Beaucoup d’experts du climat croient que les Américains ont joué un rôle particulièrement important dans le ralentissement des progrès réalisés dans les négociations.

 

“L’administration Obama est apparemment venue à Durban pour ne pas être constructive, mais pour retenir d’autres pays. Leurs excuses pour l’inaction montent et baissent comme une marée. Dès qu’une excuse est retirée, une autre émerge”, a déploré Caroline Behringer, la porte-parole du Fonds mondial pour la nature.

 

Même le secrétaire général de l’ONU, Ban Ki-moon, a refroidi les attentes lors de l’ouverture du segment de haut niveau du sommet mardi. Un accord global juridiquement contraignant “pourrait ne pas être obtenu”, a-t-il indiqué.

 

Tandis que les négociateurs tentent de parvenir à une décision, l’ambiance dans les couloirs du centre de conférence de Durban, où se tient le sommet, demeure tendue. Les ministres et chefs de délégation se sont repliés dans des salles de conférence afin de débattre davantage du contenu du document de 131 pages, la base de toutes les négociations. Loin des portes fermées, les délégués parlent à voix basses. Jusqu’à l’annonce officielle du résultat final, tout le monde cache son jeu.

 

La possibilité d’aboutir à une feuille de route en vue d’un accord pour négocier des réductions d’émissions à partir de 2015, qui comprendra les principaux émetteurs et les économies émergentes, n’est pas aussi plausible.

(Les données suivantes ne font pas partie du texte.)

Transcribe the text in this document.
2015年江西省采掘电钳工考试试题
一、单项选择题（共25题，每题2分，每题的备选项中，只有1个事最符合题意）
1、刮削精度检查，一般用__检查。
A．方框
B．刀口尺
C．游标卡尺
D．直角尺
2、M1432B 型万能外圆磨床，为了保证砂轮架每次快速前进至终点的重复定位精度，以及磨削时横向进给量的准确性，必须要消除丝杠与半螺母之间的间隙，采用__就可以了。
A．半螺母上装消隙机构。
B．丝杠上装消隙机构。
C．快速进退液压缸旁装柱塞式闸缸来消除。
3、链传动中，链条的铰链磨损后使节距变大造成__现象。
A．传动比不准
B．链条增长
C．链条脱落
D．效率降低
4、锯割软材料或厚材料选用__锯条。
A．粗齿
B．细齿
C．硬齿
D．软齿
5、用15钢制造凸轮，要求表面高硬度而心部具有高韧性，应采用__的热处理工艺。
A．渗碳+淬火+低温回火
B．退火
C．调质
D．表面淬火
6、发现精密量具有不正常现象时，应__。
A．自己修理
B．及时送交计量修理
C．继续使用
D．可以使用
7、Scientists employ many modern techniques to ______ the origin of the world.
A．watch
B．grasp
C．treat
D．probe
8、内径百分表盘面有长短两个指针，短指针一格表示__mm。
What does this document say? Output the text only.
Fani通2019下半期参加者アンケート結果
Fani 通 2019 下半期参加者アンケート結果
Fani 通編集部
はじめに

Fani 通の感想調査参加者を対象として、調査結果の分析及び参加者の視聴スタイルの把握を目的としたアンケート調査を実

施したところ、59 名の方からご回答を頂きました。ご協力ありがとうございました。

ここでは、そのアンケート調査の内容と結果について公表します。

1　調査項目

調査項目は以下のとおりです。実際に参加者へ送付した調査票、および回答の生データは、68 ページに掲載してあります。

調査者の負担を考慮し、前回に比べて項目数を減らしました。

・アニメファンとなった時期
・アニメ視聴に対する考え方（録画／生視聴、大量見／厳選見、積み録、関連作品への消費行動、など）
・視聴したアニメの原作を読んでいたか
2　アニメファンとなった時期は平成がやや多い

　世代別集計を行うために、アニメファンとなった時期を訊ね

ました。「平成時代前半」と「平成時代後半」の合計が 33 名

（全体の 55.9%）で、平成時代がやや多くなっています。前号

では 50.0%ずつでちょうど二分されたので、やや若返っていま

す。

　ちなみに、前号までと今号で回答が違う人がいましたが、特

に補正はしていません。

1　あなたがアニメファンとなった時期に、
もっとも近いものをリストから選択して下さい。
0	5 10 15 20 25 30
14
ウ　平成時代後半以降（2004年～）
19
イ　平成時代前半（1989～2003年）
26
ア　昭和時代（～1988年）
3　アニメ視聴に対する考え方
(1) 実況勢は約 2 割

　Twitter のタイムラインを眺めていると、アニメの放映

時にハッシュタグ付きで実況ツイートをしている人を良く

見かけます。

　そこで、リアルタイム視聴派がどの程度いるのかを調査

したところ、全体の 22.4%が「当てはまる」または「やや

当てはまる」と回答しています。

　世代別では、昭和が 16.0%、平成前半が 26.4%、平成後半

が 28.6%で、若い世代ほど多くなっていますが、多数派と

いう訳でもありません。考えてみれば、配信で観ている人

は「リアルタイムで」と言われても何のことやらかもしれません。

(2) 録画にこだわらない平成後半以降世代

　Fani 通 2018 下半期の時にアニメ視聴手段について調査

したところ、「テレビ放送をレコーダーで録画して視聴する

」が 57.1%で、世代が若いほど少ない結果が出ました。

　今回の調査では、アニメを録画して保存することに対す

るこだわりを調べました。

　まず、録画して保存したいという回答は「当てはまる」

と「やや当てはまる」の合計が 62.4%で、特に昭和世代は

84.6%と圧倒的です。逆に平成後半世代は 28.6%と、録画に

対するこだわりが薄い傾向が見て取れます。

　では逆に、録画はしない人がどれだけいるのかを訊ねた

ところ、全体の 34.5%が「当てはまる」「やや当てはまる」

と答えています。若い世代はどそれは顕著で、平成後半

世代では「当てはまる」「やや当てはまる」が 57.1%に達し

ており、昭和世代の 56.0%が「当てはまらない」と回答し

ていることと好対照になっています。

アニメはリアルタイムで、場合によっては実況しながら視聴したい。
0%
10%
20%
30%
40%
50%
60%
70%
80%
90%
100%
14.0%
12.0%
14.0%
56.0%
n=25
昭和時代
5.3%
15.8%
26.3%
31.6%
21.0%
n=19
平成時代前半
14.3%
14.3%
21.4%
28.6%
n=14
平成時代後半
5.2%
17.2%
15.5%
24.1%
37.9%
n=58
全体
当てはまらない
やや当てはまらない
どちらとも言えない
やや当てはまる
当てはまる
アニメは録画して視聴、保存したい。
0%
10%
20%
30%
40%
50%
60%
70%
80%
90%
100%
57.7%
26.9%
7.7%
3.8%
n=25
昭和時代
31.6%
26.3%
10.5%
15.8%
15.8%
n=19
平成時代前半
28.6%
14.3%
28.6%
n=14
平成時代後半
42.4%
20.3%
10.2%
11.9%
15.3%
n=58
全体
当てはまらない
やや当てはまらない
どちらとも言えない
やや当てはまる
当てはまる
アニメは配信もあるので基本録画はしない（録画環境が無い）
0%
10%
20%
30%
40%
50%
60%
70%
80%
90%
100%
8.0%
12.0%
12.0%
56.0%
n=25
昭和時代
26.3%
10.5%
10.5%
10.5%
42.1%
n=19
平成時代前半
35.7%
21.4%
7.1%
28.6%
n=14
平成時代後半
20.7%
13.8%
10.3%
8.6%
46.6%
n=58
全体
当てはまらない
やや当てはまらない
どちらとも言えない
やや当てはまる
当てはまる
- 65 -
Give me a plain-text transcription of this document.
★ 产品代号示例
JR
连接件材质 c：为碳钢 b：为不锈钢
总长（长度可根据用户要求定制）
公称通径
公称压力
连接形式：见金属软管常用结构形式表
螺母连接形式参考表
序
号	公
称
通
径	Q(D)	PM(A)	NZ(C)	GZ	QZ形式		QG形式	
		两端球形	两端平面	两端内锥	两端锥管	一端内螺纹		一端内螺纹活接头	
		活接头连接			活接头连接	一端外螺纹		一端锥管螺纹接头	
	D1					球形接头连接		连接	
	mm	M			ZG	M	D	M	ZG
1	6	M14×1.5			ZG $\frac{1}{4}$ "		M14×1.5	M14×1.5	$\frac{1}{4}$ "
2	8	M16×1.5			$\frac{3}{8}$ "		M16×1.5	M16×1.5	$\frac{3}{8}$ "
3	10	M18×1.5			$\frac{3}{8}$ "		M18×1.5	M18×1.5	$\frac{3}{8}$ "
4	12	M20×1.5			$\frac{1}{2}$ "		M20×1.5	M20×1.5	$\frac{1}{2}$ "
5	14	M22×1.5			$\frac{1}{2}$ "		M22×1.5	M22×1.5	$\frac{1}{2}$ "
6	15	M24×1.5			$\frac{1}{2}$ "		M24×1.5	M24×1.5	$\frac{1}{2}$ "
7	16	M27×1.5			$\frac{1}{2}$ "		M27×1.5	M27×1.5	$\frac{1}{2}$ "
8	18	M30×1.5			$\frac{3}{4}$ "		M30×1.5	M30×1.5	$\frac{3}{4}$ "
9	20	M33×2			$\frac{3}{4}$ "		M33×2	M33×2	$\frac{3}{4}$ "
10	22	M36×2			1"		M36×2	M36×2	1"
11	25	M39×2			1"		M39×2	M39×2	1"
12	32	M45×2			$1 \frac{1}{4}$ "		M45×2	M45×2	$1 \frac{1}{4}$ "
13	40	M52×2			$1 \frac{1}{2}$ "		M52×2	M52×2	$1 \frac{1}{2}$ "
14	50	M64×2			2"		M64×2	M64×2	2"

Selon cet accord, tous les grands émetteurs de carbone accepteraient des réductions internationalement et juridiquement contraignantes d’ici à 2020 au plus tard.

 

“Ce que nous voyons, c’est un manque de volonté politique de la part de certains grands émetteurs de parvenir à un résultat à Durban qui soit juste et ambitieux et qui sauve la vie et les moyens de subsistance des millions de gens pauvres et vulnérables qui sont touchés par les changements climatiques aujourd’hui”, explique Tonya Rawe, principal défenseur des politiques de CARE, une organisation humanitaire mondiale.

 

“Certaines parties disent déjà vouloir retarder les décisions sur un accord juridiquement contraignant jusqu’à 2020. C’est une catastrophe, puisque cela peut créer toute une décennie de zéro progrès”, a-t-il ajouté.

 

Des délégués craignent que seule une déclaration non contraignante ne soit obtenue, par laquelle les pays annonceront vaguement leur volonté d’accepter des objectifs contraignants de réduction à un certain moment dans l’avenir.

 

Jusque-là, seule l’Union européenne (UE) et certains autres pays européens, comme la Suisse, ont promis de continuer à faire pression pour des engagements de la part des grands émetteurs de carbone qui ne font pas actuellement partie de l’accord de Kyoto, durant les dernières heures du sommet.

 

“Toutes les grandes économies doivent s’engager, bien sûr en respectant les responsabilités communes mais différenciées. Si elles ne s’engagent pas à un accord dans un avenir prévisible, elles prennent une responsabilité insoutenable”, a averti Connie Hedegaard, commissaire pour l’action pour le climat à la Commission européenne, qui a parlé au nom de l’UE.

 

Les négociations ne tournent pas seulement autour d’une extension des termes du Protocole de Kyoto. L’autre sujet important, c’est l’adoption du Fonds vert pour le climat (FVC) à travers lequel l’appui financier pour l’atténuation des changements climatiques et les efforts d’adaptation seront dirigés vers les pays en développement. D’ici à 2020, 100 milliards de dollars devraient être mobilisés annuellement auprès des fonds publics et privés.

 

Mais les discussions autour du FVC, également, titubent après que plusieurs pays, dont les Etats-Unis, la Bolivie, l’Arabie Saoudite et le Venezuela ont annoncé qu’ils n’étaient pas satisfaits du projet de document et souhaiteraient rouvrir le texte pour des amendements.

 

En outre, la crise financière mondiale a ralenti les progrès sur le fonds: les pays riches, qui sont censés financer partiellement le FVC, hésitent à prendre des engagements budgétaires. A voir les choses, le fonds est susceptible d’être conclu à Durban, voire pas du tout, mais comme une “coquille vide”, sans des plans concrets sur la façon dont il sera financé.

 

“Nous n’avons plus de temps à perdre pour sauver ceux qui sont les plus menacés par les changements climatiques”, a exhorté Mizanur Rahman Bijoy, un chercheur au ‘Network on Climate Change’ (Réseau contre les changements climatiques) au Bangladesh. “Mais au lieu d’agir, les gouvernements sont essentiellement préoccupés par leurs économies nationales. De cette façon, aucune décision importante et nécessaire ne sera prise”. (FIN/11)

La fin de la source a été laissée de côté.